Personal information
- Nationality: British (Northern Irish)
- Born: c.1912

Sport
- Sport: Athletics
- Event: Long jump/Triple jump
- Club: Willowfield Temperance Harriers 9th Old Boys

= Albert Shillington =

Northern Irish athlete

Albert Shillington (c.1912 – date of death unknown) was a Northern Irish athlete who competed in the 1934 British Empire Games and 1938 British Empire Games.

== Biography ==
Shillington ran for the athletics team of the Willowfield Temperance Harriers and was an all-round athlete. In 1934, he set a Northern Irish high jump record of 5ft. 5ins.

Shillington represented Northern Ireland at the 1934 British Empire Games, in the long jump and triple jump events.

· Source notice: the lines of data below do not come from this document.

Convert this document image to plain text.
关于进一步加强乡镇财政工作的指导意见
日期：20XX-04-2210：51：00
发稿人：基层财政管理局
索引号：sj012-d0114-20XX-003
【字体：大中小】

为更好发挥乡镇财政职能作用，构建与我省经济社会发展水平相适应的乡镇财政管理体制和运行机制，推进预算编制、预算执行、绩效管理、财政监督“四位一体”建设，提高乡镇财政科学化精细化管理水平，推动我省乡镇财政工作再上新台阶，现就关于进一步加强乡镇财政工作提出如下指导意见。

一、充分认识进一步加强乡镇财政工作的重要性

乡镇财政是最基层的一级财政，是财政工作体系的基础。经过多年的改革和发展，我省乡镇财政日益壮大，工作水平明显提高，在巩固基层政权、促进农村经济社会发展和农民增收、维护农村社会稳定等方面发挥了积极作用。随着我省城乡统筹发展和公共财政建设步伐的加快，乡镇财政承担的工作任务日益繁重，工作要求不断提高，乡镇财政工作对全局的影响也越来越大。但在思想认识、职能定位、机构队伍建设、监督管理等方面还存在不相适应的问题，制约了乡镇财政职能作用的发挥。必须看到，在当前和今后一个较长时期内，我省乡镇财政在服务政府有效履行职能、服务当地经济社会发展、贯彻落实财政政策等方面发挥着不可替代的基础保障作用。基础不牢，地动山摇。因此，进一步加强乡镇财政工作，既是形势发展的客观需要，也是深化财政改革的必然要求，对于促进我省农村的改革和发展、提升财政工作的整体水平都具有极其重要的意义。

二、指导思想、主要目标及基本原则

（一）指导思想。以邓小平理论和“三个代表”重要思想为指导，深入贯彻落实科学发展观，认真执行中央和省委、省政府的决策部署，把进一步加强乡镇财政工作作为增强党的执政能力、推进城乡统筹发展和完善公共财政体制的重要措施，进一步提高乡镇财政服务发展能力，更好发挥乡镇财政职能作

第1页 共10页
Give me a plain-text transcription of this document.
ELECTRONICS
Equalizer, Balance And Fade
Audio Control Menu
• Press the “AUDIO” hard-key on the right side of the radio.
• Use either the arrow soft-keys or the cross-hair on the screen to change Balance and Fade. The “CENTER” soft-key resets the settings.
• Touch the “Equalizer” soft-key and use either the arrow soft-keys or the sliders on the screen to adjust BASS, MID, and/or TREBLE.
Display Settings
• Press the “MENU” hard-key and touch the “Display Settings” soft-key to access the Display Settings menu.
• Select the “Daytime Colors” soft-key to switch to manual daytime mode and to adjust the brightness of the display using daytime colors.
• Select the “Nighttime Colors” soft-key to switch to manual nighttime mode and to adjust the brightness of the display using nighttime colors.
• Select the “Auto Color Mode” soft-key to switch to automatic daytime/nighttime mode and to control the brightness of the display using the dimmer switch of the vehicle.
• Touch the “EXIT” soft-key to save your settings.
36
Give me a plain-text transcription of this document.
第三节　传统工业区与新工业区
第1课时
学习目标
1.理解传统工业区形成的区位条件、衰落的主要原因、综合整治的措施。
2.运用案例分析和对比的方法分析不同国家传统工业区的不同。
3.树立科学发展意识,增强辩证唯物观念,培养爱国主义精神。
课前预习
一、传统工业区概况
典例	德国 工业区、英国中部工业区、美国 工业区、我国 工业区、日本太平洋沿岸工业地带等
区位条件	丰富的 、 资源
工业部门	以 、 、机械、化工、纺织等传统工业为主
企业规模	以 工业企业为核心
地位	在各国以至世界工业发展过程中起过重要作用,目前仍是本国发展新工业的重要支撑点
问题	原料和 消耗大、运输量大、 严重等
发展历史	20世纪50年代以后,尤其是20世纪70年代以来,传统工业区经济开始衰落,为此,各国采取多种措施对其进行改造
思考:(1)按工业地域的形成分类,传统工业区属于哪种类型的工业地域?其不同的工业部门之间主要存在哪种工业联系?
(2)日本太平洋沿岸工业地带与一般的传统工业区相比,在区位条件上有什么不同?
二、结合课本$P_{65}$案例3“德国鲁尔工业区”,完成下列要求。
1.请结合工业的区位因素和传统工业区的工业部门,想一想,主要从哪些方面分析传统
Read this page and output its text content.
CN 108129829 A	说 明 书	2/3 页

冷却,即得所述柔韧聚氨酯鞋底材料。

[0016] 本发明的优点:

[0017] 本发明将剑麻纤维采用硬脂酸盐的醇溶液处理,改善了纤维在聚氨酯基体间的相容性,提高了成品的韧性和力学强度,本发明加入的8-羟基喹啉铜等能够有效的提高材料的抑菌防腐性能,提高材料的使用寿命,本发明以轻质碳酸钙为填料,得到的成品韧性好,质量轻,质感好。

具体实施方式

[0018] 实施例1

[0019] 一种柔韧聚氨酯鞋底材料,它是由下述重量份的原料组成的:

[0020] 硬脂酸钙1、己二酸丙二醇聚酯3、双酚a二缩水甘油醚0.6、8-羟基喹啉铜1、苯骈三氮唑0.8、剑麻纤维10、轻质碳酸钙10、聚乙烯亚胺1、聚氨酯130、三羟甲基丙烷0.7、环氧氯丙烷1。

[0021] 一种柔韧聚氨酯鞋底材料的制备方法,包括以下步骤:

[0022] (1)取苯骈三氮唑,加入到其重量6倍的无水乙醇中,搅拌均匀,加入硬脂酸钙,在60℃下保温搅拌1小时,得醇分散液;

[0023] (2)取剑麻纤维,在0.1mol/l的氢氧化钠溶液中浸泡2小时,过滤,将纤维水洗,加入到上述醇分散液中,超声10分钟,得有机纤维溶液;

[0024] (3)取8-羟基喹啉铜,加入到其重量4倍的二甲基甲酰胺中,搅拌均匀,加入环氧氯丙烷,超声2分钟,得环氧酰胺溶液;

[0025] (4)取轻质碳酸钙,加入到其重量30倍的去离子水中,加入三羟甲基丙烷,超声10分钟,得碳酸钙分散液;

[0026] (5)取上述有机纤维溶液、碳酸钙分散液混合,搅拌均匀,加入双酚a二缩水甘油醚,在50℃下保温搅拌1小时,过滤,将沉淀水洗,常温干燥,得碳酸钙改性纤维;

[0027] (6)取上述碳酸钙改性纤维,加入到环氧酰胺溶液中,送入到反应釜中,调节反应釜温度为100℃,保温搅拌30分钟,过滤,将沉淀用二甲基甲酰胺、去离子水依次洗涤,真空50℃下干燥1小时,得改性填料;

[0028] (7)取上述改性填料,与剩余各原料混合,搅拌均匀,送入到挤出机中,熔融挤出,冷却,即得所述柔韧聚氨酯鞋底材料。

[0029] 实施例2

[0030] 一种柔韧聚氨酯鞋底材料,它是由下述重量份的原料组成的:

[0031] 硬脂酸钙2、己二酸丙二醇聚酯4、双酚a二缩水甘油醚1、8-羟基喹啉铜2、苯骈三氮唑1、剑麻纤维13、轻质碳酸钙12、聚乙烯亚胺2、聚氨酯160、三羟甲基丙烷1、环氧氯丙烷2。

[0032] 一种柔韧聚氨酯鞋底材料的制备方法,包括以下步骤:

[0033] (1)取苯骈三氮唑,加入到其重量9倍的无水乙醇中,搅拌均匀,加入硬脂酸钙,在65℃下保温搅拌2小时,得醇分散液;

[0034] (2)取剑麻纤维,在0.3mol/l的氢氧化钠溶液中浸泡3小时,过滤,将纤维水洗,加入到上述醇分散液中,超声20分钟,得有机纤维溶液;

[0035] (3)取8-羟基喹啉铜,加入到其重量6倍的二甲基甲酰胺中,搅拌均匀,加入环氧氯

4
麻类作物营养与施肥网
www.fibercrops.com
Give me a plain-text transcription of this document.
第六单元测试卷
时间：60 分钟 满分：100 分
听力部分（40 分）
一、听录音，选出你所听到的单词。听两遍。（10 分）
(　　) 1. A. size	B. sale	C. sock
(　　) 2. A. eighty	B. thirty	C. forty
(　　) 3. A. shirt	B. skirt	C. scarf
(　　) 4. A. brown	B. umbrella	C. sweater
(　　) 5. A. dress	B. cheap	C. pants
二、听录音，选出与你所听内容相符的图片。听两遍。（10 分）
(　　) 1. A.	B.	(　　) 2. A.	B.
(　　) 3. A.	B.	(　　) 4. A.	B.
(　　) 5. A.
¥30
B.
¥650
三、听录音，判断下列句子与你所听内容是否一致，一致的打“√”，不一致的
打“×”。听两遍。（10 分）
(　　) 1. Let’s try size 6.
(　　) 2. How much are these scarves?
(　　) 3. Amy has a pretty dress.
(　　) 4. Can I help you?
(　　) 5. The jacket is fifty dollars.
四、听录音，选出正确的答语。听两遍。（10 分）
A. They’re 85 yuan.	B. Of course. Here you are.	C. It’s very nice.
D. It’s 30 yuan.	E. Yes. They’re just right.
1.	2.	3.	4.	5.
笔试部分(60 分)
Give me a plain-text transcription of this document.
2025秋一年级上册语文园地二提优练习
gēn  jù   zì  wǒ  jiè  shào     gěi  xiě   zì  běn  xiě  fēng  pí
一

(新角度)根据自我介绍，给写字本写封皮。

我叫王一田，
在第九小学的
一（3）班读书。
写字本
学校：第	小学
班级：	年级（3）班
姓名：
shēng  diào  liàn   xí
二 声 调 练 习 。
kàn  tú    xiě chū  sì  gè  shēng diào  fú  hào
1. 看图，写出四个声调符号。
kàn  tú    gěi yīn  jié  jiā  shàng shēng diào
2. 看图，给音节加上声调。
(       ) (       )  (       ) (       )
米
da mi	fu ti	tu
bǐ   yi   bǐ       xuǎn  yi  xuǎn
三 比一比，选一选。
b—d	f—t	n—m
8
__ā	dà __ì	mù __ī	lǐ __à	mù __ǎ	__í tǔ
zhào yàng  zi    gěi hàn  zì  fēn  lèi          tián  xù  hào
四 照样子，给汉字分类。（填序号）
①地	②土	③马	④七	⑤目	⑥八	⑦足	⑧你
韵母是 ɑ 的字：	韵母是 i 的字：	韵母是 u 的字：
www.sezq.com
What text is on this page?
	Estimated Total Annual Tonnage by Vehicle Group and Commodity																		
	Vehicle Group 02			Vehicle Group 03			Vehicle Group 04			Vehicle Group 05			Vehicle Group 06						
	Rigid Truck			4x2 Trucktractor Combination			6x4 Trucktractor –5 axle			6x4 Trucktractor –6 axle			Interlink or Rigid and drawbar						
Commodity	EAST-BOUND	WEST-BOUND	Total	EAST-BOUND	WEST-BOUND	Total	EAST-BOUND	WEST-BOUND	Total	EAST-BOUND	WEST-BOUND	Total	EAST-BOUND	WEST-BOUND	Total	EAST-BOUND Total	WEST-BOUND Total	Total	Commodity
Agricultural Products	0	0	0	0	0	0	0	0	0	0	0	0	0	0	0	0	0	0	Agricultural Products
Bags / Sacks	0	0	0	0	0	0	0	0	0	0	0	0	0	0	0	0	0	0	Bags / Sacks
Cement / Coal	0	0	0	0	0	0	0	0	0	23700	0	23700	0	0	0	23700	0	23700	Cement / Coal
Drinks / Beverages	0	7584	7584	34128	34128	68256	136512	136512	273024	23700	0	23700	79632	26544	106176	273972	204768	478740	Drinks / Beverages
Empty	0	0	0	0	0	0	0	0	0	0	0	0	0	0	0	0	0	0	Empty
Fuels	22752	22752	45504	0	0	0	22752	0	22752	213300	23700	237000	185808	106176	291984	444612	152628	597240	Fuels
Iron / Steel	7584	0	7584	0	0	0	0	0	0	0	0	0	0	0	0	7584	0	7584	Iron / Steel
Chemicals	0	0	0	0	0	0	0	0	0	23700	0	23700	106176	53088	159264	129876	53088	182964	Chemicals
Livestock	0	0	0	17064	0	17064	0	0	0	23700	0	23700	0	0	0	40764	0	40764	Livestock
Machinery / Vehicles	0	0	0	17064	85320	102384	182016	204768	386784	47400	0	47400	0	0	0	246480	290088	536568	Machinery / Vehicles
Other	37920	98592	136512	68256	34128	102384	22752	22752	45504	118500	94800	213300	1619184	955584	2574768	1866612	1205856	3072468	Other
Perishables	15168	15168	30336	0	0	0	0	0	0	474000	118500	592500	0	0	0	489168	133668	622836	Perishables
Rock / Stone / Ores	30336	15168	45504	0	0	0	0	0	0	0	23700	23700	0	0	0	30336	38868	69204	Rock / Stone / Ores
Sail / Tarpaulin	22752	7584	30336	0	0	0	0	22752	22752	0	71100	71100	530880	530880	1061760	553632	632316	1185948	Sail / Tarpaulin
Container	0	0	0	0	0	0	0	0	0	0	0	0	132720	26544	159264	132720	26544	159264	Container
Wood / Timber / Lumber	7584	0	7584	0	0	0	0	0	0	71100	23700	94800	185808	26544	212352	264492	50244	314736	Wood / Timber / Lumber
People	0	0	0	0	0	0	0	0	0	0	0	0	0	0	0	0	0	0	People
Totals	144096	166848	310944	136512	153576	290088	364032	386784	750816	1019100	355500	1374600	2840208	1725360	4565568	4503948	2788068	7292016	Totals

He was one of only four athletes to represent Northern Ireland at the 1938 British Empire Games, partly due to a time of political change that saw the Irish Free State recently becoming Ireland. He took part in the athletics programme and finished sixth in the triple jump competition. At the time of the Games he was a wholesale draper and lived at 5 Sunnyside Drive, Belfast.

During World War II he continued to compete for the 9th Old Boys club and became a six-times champion of Ireland, twice over the long jump in 1942 and 1943 and also four times over the triple jump from 1942 to 1945 at the Irish Athletics Championships.